This page provides information about materialized views in the database.
Note the creation and age columns are missing, as Redshift does not store the creation time for a view, but they are present for the underlying table.
Name | Type |
---|---|
schema_id | int8 |
schema | varchar |
view_id | int8 |
view | varchar |
table_id | int8 |
table | varchar |
owner_user_id | int8 |
owner | varchar |
length | int4 |
view:failures | varchar |
view:auto-refresh | varchar |
view:refresh type | varchar |
table:creation | timestamp |
table:age | interval |
table:idle | interval |
types:sort | varchar |
types:dist | varchar |
counts:view:columns | int2 |
counts:table:columns | int2 |
counts:table:sortkeys | int2 |
counts:table:slices | int2 |
store:blocks:sorted | int8 |
store:blocks:unsorted | int8 |
store:blocks:total | int8 |
store:rows:sorted | int8 |
store:rows:unsorted | int8 |
store:rows:total | int8 |
store::sorting %% | float4 |
i/o:bytes read:disk | int8 |
i/o:bytes read:network | int8 |
i/o:rows:inserted | int8 |
i/o:rows:deleted | int8 |
i/o:bytes processed:in memory | int8 |
i/o:bytes processed:on disk | int8 |
related pages | varchar |
The schema ID. This column is emitted in CSV exports only.
The schema name.
The view ID. This column is emitted in CSV exports only.

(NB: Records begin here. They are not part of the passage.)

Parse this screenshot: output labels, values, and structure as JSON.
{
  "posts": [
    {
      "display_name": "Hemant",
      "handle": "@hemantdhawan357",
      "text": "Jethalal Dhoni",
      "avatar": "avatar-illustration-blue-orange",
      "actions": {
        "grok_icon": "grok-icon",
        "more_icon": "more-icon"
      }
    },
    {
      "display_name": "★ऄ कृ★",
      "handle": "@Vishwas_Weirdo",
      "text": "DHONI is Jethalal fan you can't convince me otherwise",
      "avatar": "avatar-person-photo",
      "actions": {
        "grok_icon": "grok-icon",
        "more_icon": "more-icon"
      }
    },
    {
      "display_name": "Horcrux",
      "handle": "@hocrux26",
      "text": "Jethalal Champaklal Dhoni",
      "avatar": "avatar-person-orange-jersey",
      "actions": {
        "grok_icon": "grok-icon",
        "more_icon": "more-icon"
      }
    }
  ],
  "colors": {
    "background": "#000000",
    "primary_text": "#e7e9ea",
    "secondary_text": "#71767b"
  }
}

Surprisingly, view IDs turn out to be unique across all databases.
The view name.
The table ID. This column is emitted in CSV exports only.
Surprisingly, table IDs turn out to be unique across all databases.
The table name.
The owner user ID. This column is emitted in CSV exports only.
The owner user name.
The length of the view text, in bytes.
In the event of the underlying tables or views either dropping a column, changing the data type on a column, renaming a table, view, column or schema, the materialized view stops updating.
Failure | Description |
---|---|
none | This means there are no problems : it has nothing to do with whether the view is actually up to date |
dropped column | A column somewhere has been dropped |
changed data type | A column somewhere has changed its data type |
renamed table | A table or view somewhere has changed its name |
renamed column | A column somewhere has changed its name |
renamed schema | A schema somewhere has changed its name |
Type | Description |
---|---|
automatic | Automatic refresh |
manual | Manual refresh |
Type | Description |
---|---|
unavailable | The column in stv_mv_info
which provides this info is now being used to report the materialized
view is in a broken state |
full | Materialized view is fully recomputed on refresh |
incremental | Materialized view is incrementally recomputed on refresh |
Note that if the materialized view moves into a broken state (see the
view_failures
column), the information for this column
becomes unavailable, as both sets of information are provided
in the original system table in a single column, which can hold only a
single value, and so when it shows an error, it stops showing the
refresh type.
Remember that an incremental refresh table will experience a full
fresh if a VACUUM
occurs on any of its underlying
tables.
The creation timestamp of the table.
The age of the table (i.e. now() minus the creation timestamp).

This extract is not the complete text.